The IPS document can address a range of investment concerns from advisers, said Linda Boone, founder, president and chief compliance officer of Lubitz Financial Group, during a recent webinar sponsored by fi360 and IPS AdvisorPro, an fi360 unit. Common issues include clients who are reluctant to revisit their investments after the financial crisis; the adviser’s need for a formal process for having such conversations; and a useful, repeatable process to help the ongoing investment conversation.
The document can also be a useful component in an institutional retirement plan, where it can offer a solution to a number of issues in the current environment, Boone says, from greater regulation and increasing fiduciary standards to the demand for more transparency. She points out that this formal and written document—a guide to how to handle money—is not a contract but a directive from the client to the adviser, which documents key understandings and agreements.
Even with the improvements an IPS can bring to the investment process, advisers should not rush to try to make the IPS watertight concerning the specificity of share classes in a plan under the Employee Retirement Income Security Act (ERISA), says Duane Thompson, senior policy analyst at fi360. He points to the widely followed case of Tibble vs. Edison, recently designated for partial review by the U.S. Supreme Court, as an important example and warning.
Thompson feels that even with the initial district court ruling that utility company Edison International failed to adequately investigate the availability of institutional share classes for investments on its plan menu, he is not convinced plan fiduciaries should force the issue in the IPS. “Just as an investment fiduciary is asking for trouble by getting too specific about the funds or securities it selects for the plan or retail client other than asset classes, I think it is also problematic if the IPS is overly specific about expenses—such as always seeking the lowest-cost shares,” he tells PLANADVISER.
There is no one true way to draft an IPS, according to Thompson. “Each court case is a facts-intensive analysis,” he says, adding that for a host of reasons other investments may be considered prudent. “As a cardinal rule of thumb, though, and as Boone mentioned in the webcast, a plan fiduciary should never put a promise to do something in the IPS that he or she is not sure they will be able to keep.”

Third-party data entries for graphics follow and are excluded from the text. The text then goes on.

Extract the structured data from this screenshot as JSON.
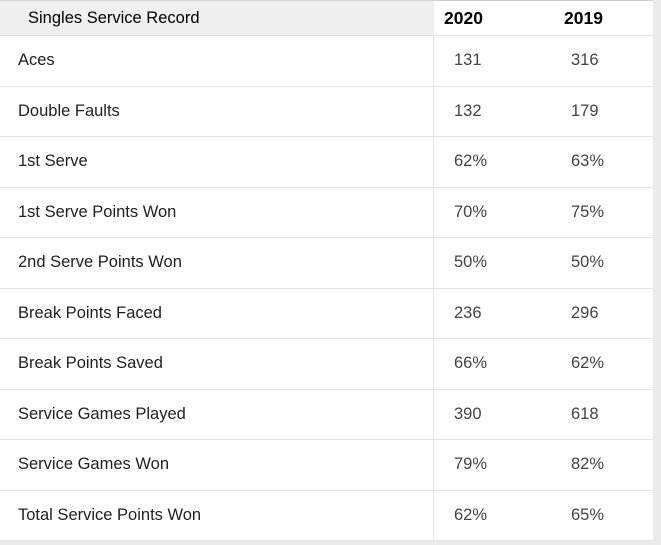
{
  "table": {
    "title": "Singles Service Record",
    "columns": [
      "2020",
      "2019"
    ],
    "rows": [
      {
        "label": "Aces",
        "values": [
          "131",
          "316"
        ]
      },
      {
        "label": "Double Faults",
        "values": [
          "132",
          "179"
        ]
      },
      {
        "label": "1st Serve",
        "values": [
          "62%",
          "63%"
        ]
      },
      {
        "label": "1st Serve Points Won",
        "values": [
          "70%",
          "75%"
        ]
      },
      {
        "label": "2nd Serve Points Won",
        "values": [
          "50%",
          "50%"
        ]
      },
      {
        "label": "Break Points Faced",
        "values": [
          "236",
          "296"
        ]
      },
      {
        "label": "Break Points Saved",
        "values": [
          "66%",
          "62%"
        ]
      },
      {
        "label": "Service Games Played",
        "values": [
          "390",
          "618"
        ]
      },
      {
        "label": "Service Games Won",
        "values": [
          "79%",
          "82%"
        ]
      },
      {
        "label": "Total Service Points Won",
        "values": [
          "62%",
          "65%"
        ]
      }
    ]
  },
  "colors": {
    "page_bg": "#ebebeb",
    "table_bg": "#ffffff",
    "header_bg": "#f0f0f0",
    "row_border": "#e3e3e3",
    "label_text": "#212121",
    "value_text": "#434343",
    "header_text": "#000000"
  },
  "chart_data": {
    "type": "table",
    "title": "Singles Service Record",
    "columns": [
      "2020",
      "2019"
    ],
    "rows": [
      [
        "Aces",
        "131",
        "316"
      ],
      [
        "Double Faults",
        "132",
        "179"
      ],
      [
        "1st Serve",
        "62%",
        "63%"
      ],
      [
        "1st Serve Points Won",
        "70%",
        "75%"
      ],
      [
        "2nd Serve Points Won",
        "50%",
        "50%"
      ],
      [
        "Break Points Faced",
        "236",
        "296"
      ],
      [
        "Break Points Saved",
        "66%",
        "62%"
      ],
      [
        "Service Games Played",
        "390",
        "618"
      ],
      [
        "Service Games Won",
        "79%",
        "82%"
      ],
      [
        "Total Service Points Won",
        "62%",
        "65%"
      ]
    ],
    "layout": "two numeric year columns right of a flexible label column; grid lines on rows and a vertical divider before value columns"
  }
}
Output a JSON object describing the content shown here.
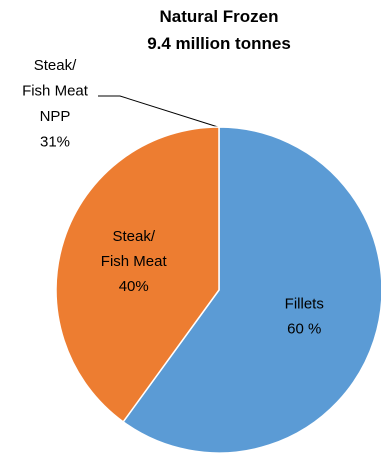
{
  "chart_data": {
    "type": "pie",
    "title": "Natural Frozen\n9.4 million tonnes",
    "categories": [
      "Fillets",
      "Steak/\nFish Meat"
    ],
    "values": [
      60,
      40
    ],
    "value_labels": [
      "60 %",
      "40%"
    ],
    "colors": [
      "#5b9bd5",
      "#ed7d31"
    ],
    "annotation": "Steak/\nFish Meat\nNPP\n31%"
  }
}
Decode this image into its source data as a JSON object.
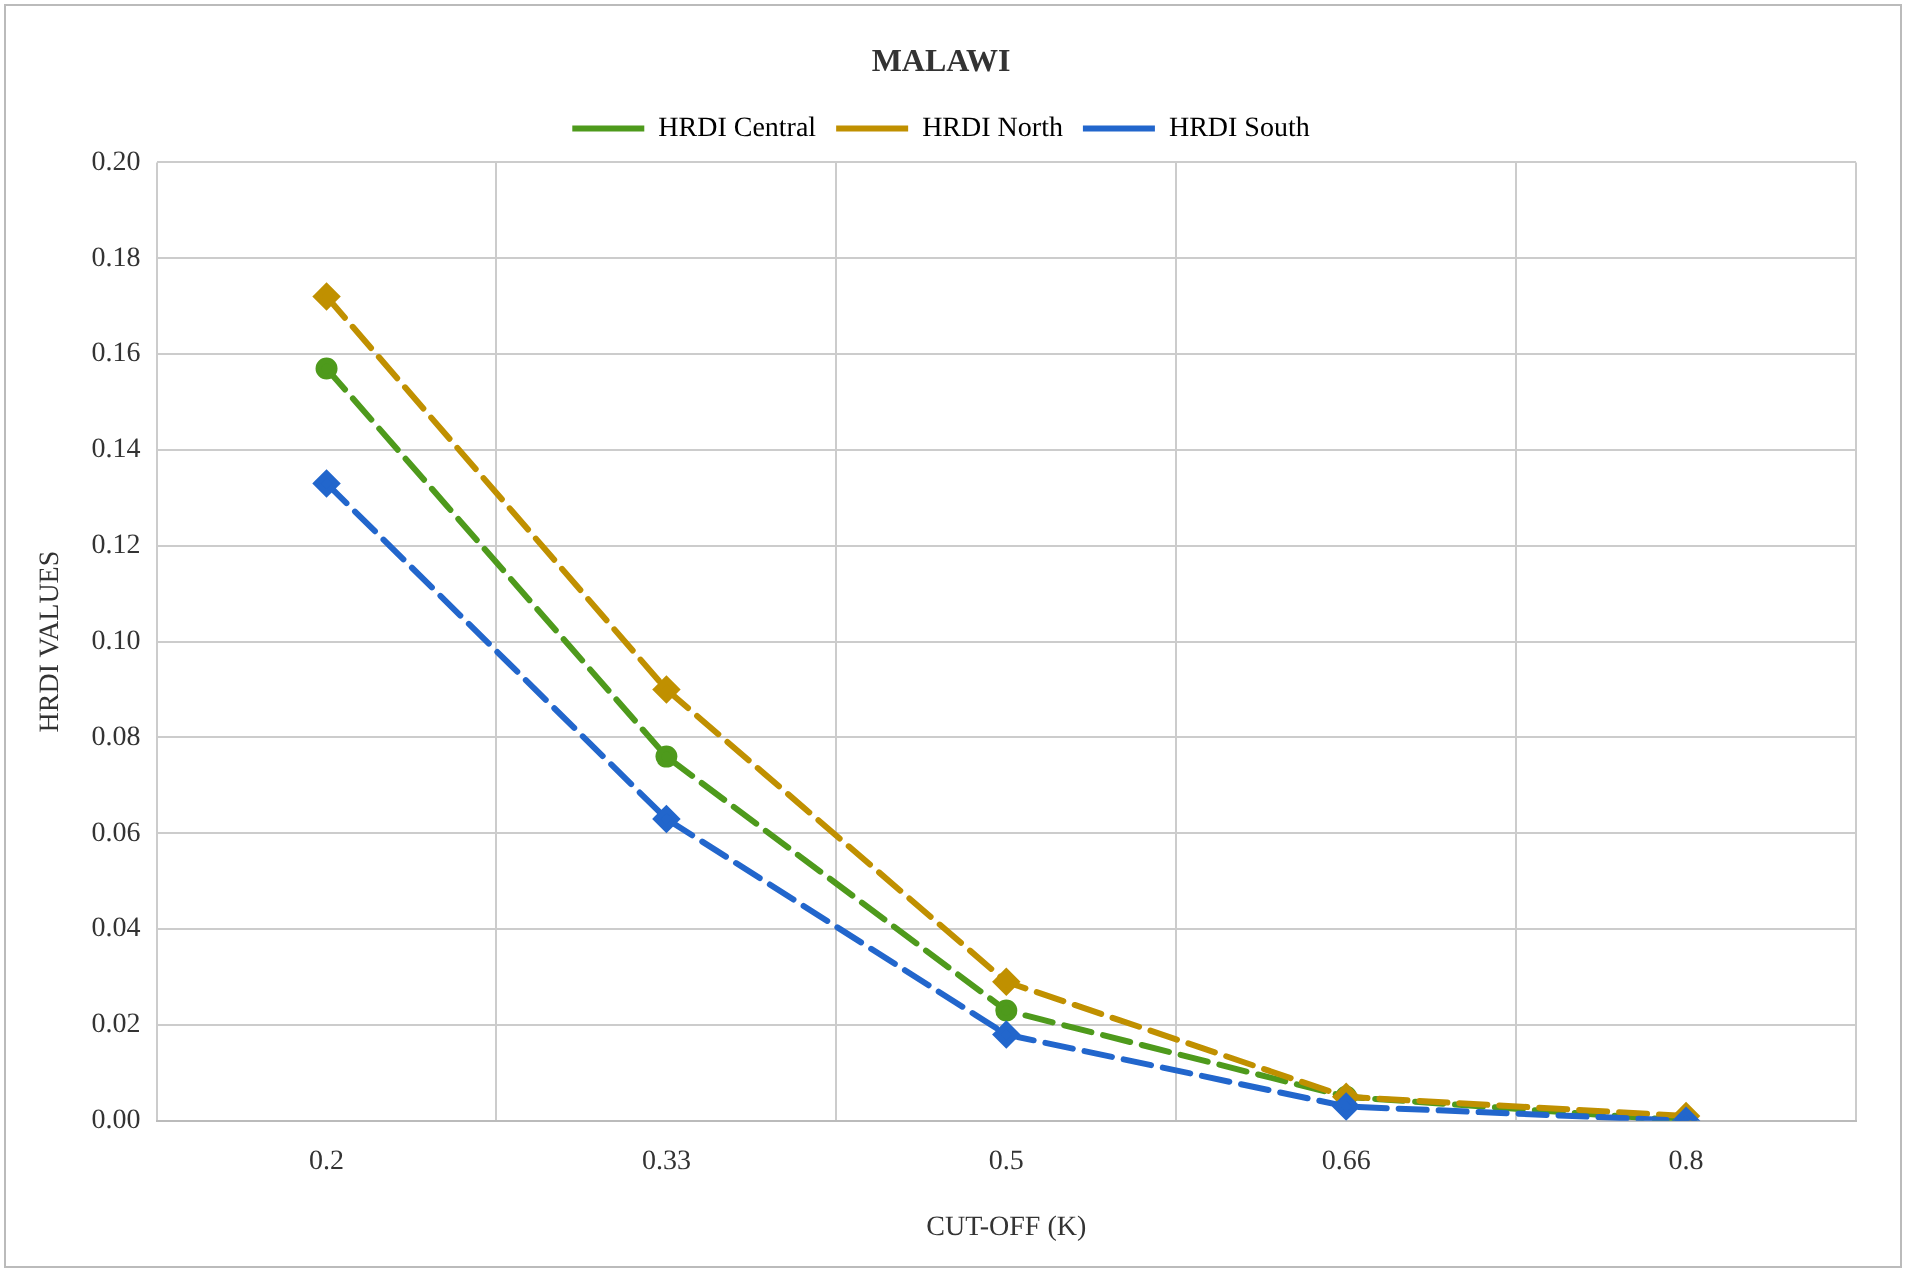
{
  "chart_data": {
    "type": "line",
    "title": "MALAWI",
    "xlabel": "CUT-OFF (K)",
    "ylabel": "HRDI VALUES",
    "categories": [
      "0.2",
      "0.33",
      "0.5",
      "0.66",
      "0.8"
    ],
    "series": [
      {
        "name": "HRDI Central",
        "color": "#4e9a1c",
        "marker": "circle",
        "line_style": "dashed",
        "values": [
          0.157,
          0.076,
          0.023,
          0.005,
          0.0
        ]
      },
      {
        "name": "HRDI North",
        "color": "#c09000",
        "marker": "diamond",
        "line_style": "dashed",
        "values": [
          0.172,
          0.09,
          0.029,
          0.005,
          0.001
        ]
      },
      {
        "name": "HRDI South",
        "color": "#2266cc",
        "marker": "diamond",
        "line_style": "dashed",
        "values": [
          0.133,
          0.063,
          0.018,
          0.003,
          0.0
        ]
      }
    ],
    "ylim": [
      0,
      0.2
    ],
    "yticks": [
      {
        "value": 0,
        "label": "0.00"
      },
      {
        "value": 0.02,
        "label": "0.02"
      },
      {
        "value": 0.04,
        "label": "0.04"
      },
      {
        "value": 0.06,
        "label": "0.06"
      },
      {
        "value": 0.08,
        "label": "0.08"
      },
      {
        "value": 0.1,
        "label": "0.10"
      },
      {
        "value": 0.12,
        "label": "0.12"
      },
      {
        "value": 0.14,
        "label": "0.14"
      },
      {
        "value": 0.16,
        "label": "0.16"
      },
      {
        "value": 0.18,
        "label": "0.18"
      },
      {
        "value": 0.2,
        "label": "0.20"
      }
    ],
    "grid": true,
    "legend": "top"
  }
}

It’s commendable for an investment committee to seek institutional share classes, Thompson says. “But if it puts language to that effect in the IPS and ends up not performing the necessary due diligence, or not properly documenting its decisions, then it runs the risk of increased liability,” he cautions. “It’s helpful to note that the appeals court in Tibble stated retail class shares are not categorically imprudent, because there are many other relevant factors that a fiduciary must consider in selecting investment options.”
Thompson points out that an IPS drafted in a way that focuses solely on costs may, on its own, be imprudent. “The courts also noted in Tibble that nothing in ERISA requires a fiduciary to scour the market to find and offer the cheapest possible fund,” he says. “Conversely, if plan-governing documents or the IPS is silent on cost, that doesn’t mean it’s off the hook. A company may still run the risk of being held in breach for not investigating the availability of institutional class alternatives, IPS or no IPS, if the plan’s investment options are overly expensive when benchmarked to comparable plans.”
Boone notes there is one part of people’s fear of lawsuits that can be addressed easily. The statement must be qualified, Boone says. “It is not in fact a good idea to put things in writing—if you cannot deliver them,” she agrees. “If you stipulate what the IPS should do, and you do it, it is a litigation protector.”
She stresses that the IPS should not contain anything the adviser cannot in fact deliver. “In 1990,” she recalls, “we didn’t have rebalancing software.” With nothing more than Excel spreadsheets, it took “forever” to rebalance a portfolio, and so she never included anything about rebalancing in the IPS at the time because she was afraid of being unable to live up to that commitment. When software came to the market that answered this need, she says, she felt confident she could incorporate this into the IPS.
“Frankly, in every client relationship with fiduciary standing an IPS is called for by governing laws,” Boone says.